06/16/2026 | Press release | Distributed by Public on 06/16/2026 12:15
New York State United Teachers and the United Federation of Teachers have filed a legal challenge to stop a scheme by Success Academy Charter Schools and the State University of New York's Charter School Committee that attempts to circumvent the state's charter cap.
The petition, filed in New York County Supreme Court, charges that SUNY's Charter School Committee illegally approved the "transfer" of a Success Academy charter in the Bronx to a brand-new entity called Strive Charter School - even though New York City has already reached its statutory cap on charter schools and state law does not allow for the transfer of an existing charter to a new entity. Strive's founder, Eric Grannis, is the husband of Success Academy CEO Eva Moskowitz.
SUNY approved the transfer over the explicit objections of the New York State Board of Regents, which found the action was likely illegal and recommended it be abandoned. While Strive received approval from SUNY, there is no evidence that it completed any of the competitive application requirements that state law mandates for each new charter school, including community outreach, public hearings and demonstration of demand.
The petition seeks to void the transfer and prevent Strive from opening.
"New York's students and public schools deserve better than this kind of maneuvering, and NYSUT will not stand by while bad actors try to rewrite the rules to suit themselves," said NYSUT President Melinda Person. "This is yet another example of SUNY's charter approval process being used to sidestep state law - something NYSUT has already challenged in state court and will continue to confront as long as we must."
"Success Academy has to follow the law," said UFT President Michael Mulgrew. "Clearly, they are trying to go around the charter cap, but that's not how this works. Charter schools drain resources from district public schools, and the cap was created to minimize harm."
Background: This filing follows NYSUT's lawsuit in January challenging SUNY's approval of charter schools in Brentwood and Central Islip - schools that had already been rejected by the Board of Regents and faced clear opposition from local communities.
Taken together, the two lawsuits illustrate a troubling pattern: as a charter authorizer, SUNY operates without transparency or accountability, rubber-stamping applications that state education experts have rejected, and exploiting the dysfunction built into New York's dual charter authorizing system.
The expansion of corporate charter schools has drained billions of dollars from neighborhood public schools.
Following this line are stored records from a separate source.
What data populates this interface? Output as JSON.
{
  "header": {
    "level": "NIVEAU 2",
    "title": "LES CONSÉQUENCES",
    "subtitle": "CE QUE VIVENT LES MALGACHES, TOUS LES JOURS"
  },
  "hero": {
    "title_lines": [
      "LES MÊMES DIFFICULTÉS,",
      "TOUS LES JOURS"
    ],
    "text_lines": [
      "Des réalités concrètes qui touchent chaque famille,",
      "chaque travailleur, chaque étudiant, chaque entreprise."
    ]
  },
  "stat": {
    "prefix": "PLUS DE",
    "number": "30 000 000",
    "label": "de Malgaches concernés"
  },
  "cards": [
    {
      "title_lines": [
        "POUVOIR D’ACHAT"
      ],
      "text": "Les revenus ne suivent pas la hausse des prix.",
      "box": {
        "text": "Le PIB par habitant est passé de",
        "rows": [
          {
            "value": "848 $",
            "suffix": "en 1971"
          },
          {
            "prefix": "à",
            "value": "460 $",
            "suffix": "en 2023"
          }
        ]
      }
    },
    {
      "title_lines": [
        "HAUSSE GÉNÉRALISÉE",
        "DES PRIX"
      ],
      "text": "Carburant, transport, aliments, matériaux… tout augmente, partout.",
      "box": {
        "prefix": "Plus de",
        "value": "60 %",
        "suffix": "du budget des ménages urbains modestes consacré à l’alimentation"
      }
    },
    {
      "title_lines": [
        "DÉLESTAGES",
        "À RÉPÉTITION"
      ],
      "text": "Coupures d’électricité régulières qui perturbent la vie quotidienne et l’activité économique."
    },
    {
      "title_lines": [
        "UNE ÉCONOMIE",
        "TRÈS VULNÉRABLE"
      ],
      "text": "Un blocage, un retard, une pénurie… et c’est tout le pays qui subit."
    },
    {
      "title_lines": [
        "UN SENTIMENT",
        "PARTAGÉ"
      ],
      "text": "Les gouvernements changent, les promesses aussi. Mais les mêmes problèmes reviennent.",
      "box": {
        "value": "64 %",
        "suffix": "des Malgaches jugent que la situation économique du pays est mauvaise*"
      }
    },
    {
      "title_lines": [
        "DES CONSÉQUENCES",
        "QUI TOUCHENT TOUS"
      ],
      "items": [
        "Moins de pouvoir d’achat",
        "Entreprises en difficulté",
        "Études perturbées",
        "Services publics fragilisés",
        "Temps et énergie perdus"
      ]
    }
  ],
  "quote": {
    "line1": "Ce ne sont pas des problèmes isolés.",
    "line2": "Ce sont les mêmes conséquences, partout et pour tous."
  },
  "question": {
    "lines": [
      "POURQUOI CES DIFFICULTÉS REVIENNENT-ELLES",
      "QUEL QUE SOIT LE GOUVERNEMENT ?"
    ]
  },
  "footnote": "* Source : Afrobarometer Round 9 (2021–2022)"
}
While they receive taxpayer money, they are not held to the same standards of transparency, often fail to provide legally-required support to students with IEPs, and can cherry-pick which students to admit or turn away.
As part of its longstanding effort to hold charter schools accountable, NYSUT is backing legislation that would require a local vote before a charter school can be established, expanded or renewed in a community.